Am Oberlauf der Altefeld, einem 30km langen Fluss, der in Bad Salzschlirf mit der Lauter zusammenfließt und ab da unter dem neuen Namen Schlitz weiter der Fulda zufließt, liegt der Herbsteiner Stadtteil Altenschlirf. Nach Südwesten bildet der Heerhain (486m) die sichtbare Gemarkungsgrenze hinüber nach Grebenhain. Altenschlirf wurde bereits im Jahr 768 erstmals urkundlich erwähnt und gehört damit zu den ältesten nachgewiesenen Siedlungen im Vogelsberg.

Altenschlirf gruppiert sich um die evangelische Andreaskirche, die 1755 erbaut wurde. Ihr markanter Zwiebelturm fällt direkt ins Auge, ist er doch für den Vogelsberg eher untypisch.

Ein deutliches Zeichen des vulkanischen Ursprungs des Vogelsbergs ist der Wilde Stein, eine Basaltklippe, die sich etwa 200m östlich von Altenschlirf in Richtung Schlechtenwegen befindet. Über eine schmale Brücke kann man die Altefeld passiert und erreicht dann das Naherholungsgebiet rund um den Wilden Stein. Der Wilde Stein besteht aus dunkelgrauem Basalt mit vielen Olivin- und Klinopyroxen-Einsprenglingen.

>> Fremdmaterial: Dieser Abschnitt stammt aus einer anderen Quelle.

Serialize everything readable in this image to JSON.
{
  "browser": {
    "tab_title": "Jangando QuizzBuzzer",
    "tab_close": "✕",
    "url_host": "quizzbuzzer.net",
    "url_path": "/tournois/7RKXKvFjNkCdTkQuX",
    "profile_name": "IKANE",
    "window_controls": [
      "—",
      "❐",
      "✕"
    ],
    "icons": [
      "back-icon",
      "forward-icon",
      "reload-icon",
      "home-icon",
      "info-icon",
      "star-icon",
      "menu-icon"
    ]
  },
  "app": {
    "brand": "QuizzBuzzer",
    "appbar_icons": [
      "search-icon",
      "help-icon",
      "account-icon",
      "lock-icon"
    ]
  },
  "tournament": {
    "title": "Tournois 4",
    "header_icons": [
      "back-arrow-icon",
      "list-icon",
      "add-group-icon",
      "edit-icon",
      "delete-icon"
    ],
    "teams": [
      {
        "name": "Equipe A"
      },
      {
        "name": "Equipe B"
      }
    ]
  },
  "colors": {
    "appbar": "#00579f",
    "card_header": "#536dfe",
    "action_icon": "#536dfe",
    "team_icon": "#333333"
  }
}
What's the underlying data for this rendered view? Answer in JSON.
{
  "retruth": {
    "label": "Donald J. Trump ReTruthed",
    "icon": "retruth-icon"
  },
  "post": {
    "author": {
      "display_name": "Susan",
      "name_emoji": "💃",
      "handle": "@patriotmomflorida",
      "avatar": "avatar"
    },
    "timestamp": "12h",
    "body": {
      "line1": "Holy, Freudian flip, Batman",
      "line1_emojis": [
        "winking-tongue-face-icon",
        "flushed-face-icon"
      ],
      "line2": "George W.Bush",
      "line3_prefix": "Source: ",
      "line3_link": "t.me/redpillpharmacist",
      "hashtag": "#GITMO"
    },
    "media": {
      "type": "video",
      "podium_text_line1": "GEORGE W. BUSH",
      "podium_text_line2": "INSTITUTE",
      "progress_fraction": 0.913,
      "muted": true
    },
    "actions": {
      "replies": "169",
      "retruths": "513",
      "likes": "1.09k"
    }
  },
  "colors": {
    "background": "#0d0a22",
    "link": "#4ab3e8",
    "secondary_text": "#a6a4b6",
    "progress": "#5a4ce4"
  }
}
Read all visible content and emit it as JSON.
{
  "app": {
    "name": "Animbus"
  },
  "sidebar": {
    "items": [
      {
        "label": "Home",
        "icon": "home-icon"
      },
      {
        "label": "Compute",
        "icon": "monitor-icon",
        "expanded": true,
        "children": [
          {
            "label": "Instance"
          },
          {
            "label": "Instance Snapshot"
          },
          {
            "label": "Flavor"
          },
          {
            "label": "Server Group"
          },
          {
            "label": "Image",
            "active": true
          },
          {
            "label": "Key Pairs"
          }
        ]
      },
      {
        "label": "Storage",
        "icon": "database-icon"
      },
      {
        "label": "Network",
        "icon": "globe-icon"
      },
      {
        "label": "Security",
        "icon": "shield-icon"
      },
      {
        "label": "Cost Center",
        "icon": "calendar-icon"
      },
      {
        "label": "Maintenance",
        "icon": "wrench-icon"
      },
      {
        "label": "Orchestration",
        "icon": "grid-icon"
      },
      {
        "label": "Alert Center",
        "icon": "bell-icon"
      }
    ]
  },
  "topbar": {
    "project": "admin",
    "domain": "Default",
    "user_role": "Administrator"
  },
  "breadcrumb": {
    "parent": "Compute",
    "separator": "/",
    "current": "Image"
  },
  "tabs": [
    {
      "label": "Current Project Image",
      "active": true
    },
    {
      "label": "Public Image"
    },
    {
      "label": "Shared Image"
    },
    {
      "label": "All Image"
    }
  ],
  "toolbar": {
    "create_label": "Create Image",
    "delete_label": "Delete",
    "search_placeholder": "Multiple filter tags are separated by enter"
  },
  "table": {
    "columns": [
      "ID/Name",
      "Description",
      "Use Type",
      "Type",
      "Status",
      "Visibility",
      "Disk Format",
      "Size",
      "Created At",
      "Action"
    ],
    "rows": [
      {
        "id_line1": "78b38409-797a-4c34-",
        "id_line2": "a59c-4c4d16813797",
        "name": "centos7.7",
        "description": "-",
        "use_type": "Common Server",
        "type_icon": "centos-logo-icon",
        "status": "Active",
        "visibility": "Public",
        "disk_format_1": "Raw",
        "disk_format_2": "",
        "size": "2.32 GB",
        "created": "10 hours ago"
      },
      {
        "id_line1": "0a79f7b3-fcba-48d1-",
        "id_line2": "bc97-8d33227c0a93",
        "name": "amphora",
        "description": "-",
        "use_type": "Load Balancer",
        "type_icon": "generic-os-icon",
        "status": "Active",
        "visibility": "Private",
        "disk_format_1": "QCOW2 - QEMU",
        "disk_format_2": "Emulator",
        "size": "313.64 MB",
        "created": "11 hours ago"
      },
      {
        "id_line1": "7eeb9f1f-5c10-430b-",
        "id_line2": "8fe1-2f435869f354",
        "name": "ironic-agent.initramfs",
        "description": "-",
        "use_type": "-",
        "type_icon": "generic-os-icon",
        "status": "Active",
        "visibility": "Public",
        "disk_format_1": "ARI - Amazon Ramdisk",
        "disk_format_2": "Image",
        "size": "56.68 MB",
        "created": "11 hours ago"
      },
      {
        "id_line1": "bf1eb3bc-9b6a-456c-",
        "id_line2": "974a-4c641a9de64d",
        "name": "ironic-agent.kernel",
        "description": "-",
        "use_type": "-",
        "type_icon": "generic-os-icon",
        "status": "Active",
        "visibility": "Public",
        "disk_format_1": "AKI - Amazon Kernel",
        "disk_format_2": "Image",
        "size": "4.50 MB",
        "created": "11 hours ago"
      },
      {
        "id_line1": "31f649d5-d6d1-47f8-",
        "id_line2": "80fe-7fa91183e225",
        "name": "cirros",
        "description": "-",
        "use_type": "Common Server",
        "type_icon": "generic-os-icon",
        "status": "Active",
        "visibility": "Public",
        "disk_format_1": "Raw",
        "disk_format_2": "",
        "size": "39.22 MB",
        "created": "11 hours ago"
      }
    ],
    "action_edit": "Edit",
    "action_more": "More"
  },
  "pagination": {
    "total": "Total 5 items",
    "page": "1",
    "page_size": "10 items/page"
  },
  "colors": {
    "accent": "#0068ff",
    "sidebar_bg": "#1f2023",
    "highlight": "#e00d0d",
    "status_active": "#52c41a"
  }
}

Vulkan-Feeling ganz anderer Art erlebt man seit 2007 bei der Vogelsberger Vulkan Trophy. Hierbei handelt es sich um ein 24-Stunden-Rennen für historische Traktoren – eine Mordsgaudi, die im Juli in Altenschlirf stattfindet.

Wenn in Altenschlirf gefeiert wird, dann im oder ums Volkshaus. So auch jeweils zehn Tage vor dem Volkstrauertag, also meist Anfang November. Dann ist in Altenschlirf der Andreasmarkt mit der Wurstkirmes angesagt, der sich über die Ortsgrenzen hinaus als letztes Volksfest vor der Weihnachtsmarktsaison einen Namen gemacht hat.